GSA Annual Meeting in Denver, Colorado, USA - 2016

Paper No. 102-6
Presentation Time: 9:35 AM

LAKE DEPOSITS AS ARCHIVES OF CONTINENTAL-SCALE LANDSCAPE EVOLUTION: EXAMPLES FROM THE EOCENE GREEN RIVER FORMATION (Invited Presentation)


CARROLL, Alan R., Department of Geoscience, University of Wisconsin-Madison, Madison, WI 53706 and SMITH, M. Elliot, Earth Sciences and Environmental Sustainability, Northern Arizona University, Flagstaff, AZ 86011, carroll@geology.wisc.edu

Lacustrine deposits have long proven invaluable for the highly detailed and geographically specific records they can provide of climatic and biologic change. Because lakes receive drainage from their surrounding drainage catchments, they also offer unique opportunities to reconstruct tectonic, magmatic, and geomorphic histories across areas vastly larger than the lakes themselves. The lakes responsible for depositing the Eocene Green River Formation for example received drainage from an area spanning ~600,000 km2, which included much of the foreland and eastern hinterland of the North American Cordillera. A broad suite of field, detrital zircon geochronology, ash bed geochronology, 87Sr/86Sr, and stable isotopic studies have collectively demonstrated that regional drainage patterns were highly dynamic, effectively reversing polarity over a time interval of ~5 my. From ~55-50 ma the California River flowed ~800 km north from the Mohave region into a fresh to brackish lake in northeast Utah.

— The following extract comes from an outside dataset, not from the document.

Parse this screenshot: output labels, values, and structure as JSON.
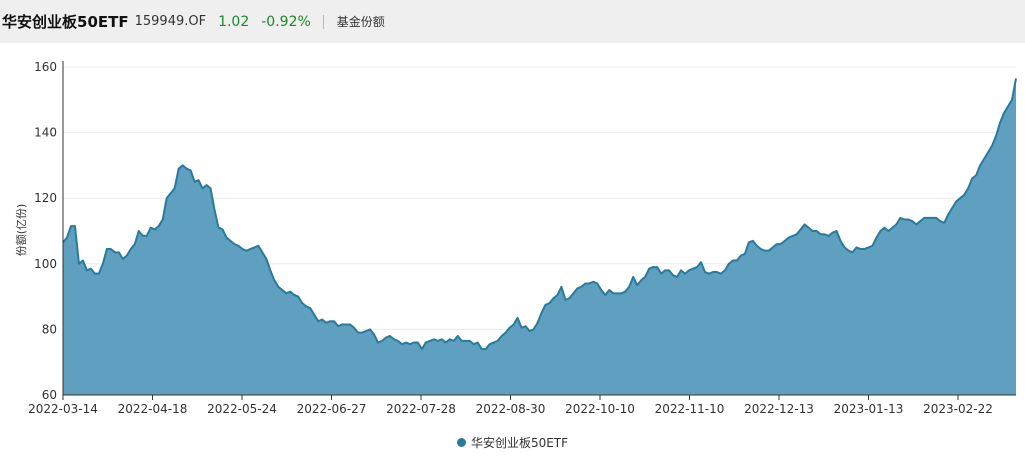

This lake spilled across the Douglas Creek Arch into an increasingly saline lake in northwest Colorado, that eventually deposited sodium carbonate evaporite (nahcolite). The Aspen River flowed northwest from central Colorado at about the same time, into a hypersaline saline lake in southwest Wyoming that deposits world’s largest known trona accumulation. The lake in Wyoming suddenly freshened at ~50 ma in response to capture of an eastern drainage. The timing of this capture corresponds to a general westward tilting of eastern Wyoming, which is attributed to isostatic and thermal buoyancy changes resulting from removal of the Farallon flat slab. From ~50-47 ma Eocene lakes were increasingly influenced by inflow from the Idaho River, which drained the newly formed, high elevation Challis volcanic edifice ~400 km to the northwest. Inflow from this area suddenly increased at ~49 ma, resulting in southward spillage of Lake Gosiute in Wyoming, consequent expansion of Lake Uinta, and deposition of the Mahogany zone across Colorado and Utah. Challis-derived volcanic detritus filled in Lake Gosiute by ~48 ma and the eastern end of Lake Uinta by ~47 ma. From ~47-43 lacustrine deposition was restricted to a relatively small area of Utah near the Sevier fold and thrust belt.